Я не отвечал. Она помолчала и опять спросила:
- Который вам год?
- В январе будет семнадцать.
Ее вопрос был роковой: он напомнил мне всю пустоту моей жизни... И эта глупая поговорка о журавлях...
- Что ж я вам проиграла? - спросила она опять, желая, что ли, занимать меня.
Мне стало смешно; меня взяло раздумье... Может быть, это - синица?..
- Слышите? что я вам проиграла? я не хочу быть в долгу.
- Поцелуй,- отвечал я коротко.
- Вот вздор какой!
Она, казалось, обиделась. Я спросил серьезно:
- Почему вздор?
- Вы не маленький ребенок.
- Я бы тогда и просить не стал: я сам терпеть не могу целовать ребят.
- Ох, какой вы уморительный! - вскричала она и засмеялась.
Я поцеловал ее в эту минуту не один, а десяток раз; она не ответила ни одним. Кучер был занят колеями, на которых чуть не опрокинулись дрожки.
- Перестаньте; вы с ума сошли,- сказала Марья Васильевна.- Ступай домоой,- прибавила она кучеру,- а потом вот еще надо их отвезти.
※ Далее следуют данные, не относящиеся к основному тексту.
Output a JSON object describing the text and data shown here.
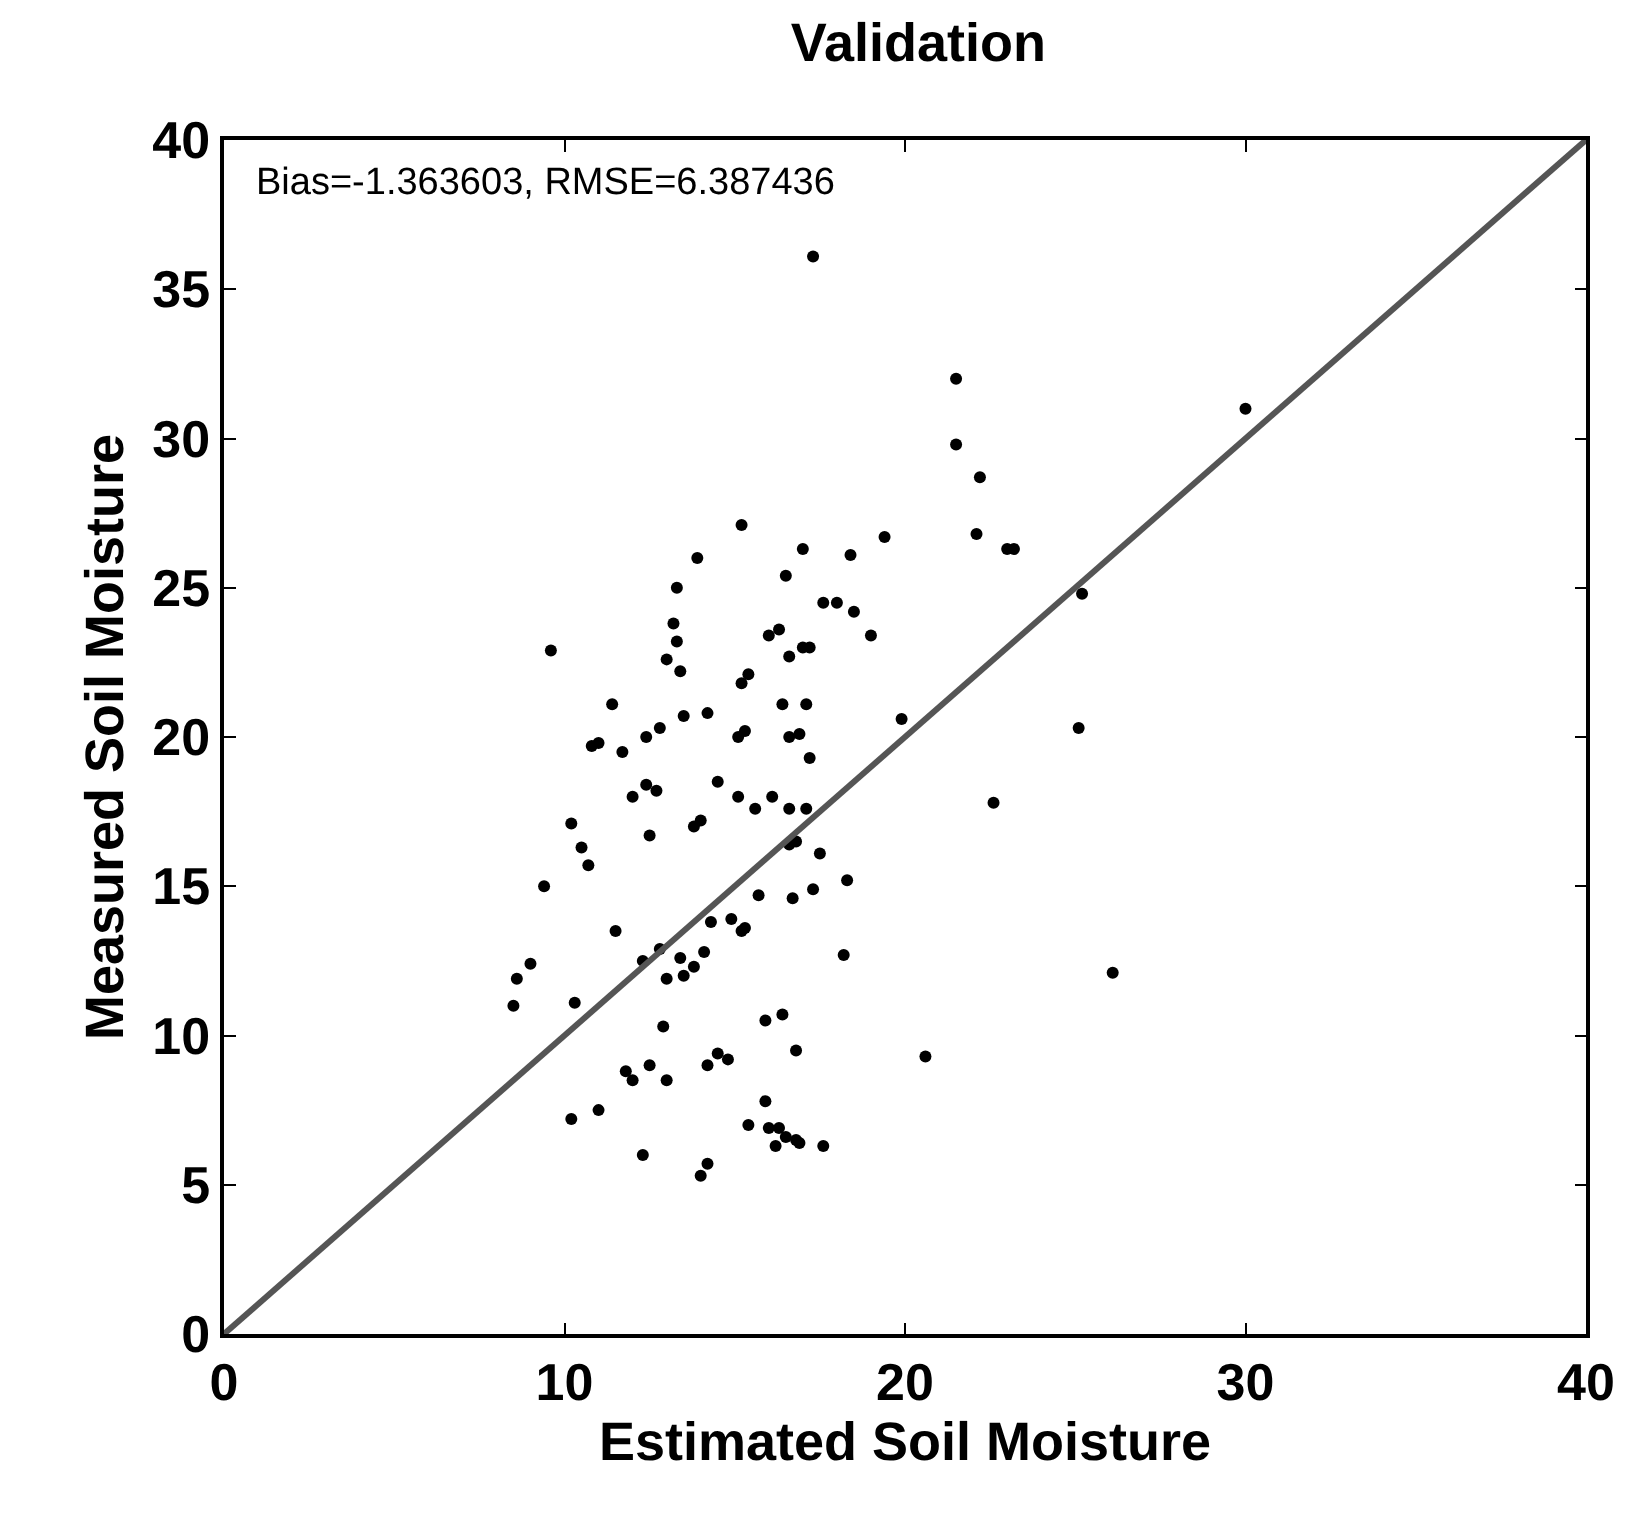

Она не сказала больше ни слова; впрочем, мы скоро доехали. Я высадил ее у ее подъезда, ввел на крыльцо, позвонил, дождался, когда ей отворили, и тогда уж простился и поехал. Она или не понимала моей учтивости, или ждала, что я, непрошеный, ворвусь к ней, потому что все повторяла:
- Что вы беспокоитесь?..
Это маленькое приключение меня оживило. Разобрав, я нашел, что забавляться с Марьей Васильевной - позволительно. Комизм этого удовольствия так очевиден, что мне не грозит ни серьезное увлечение, ни страдание. Удовольствие это, конечно, не изящно, но Марья Васильевна все-таки недурна собой, и ничего не представляется лучше. Она не поэтична, но я давно знал, что поэтические женщины существуют только в поэмах и кипсеках и что наши собственные чувства все вообще являются возвышенны только тогда, когда мы сами потрудимся украсить их воображением. Уступая необходимости, чтобы быть понятным и доступным моей героине, я решился несколько изменить свое обращение, свой склад; приходилось нисходить до маленьких пошлостей, известных мне по теории, по примерам других. Так, для начала, в первый случившийся праздник я отправился к обедне в собор, зная, что Марья Васильевна всегда там бывает. Она увидела меня и часто оглядывалась. Я делал вид, что не замечаю, и поклонился ей только тогда, когда она проходила мимо меня по окончании службы. Она предложила "подвезти" меня домой; я отказался.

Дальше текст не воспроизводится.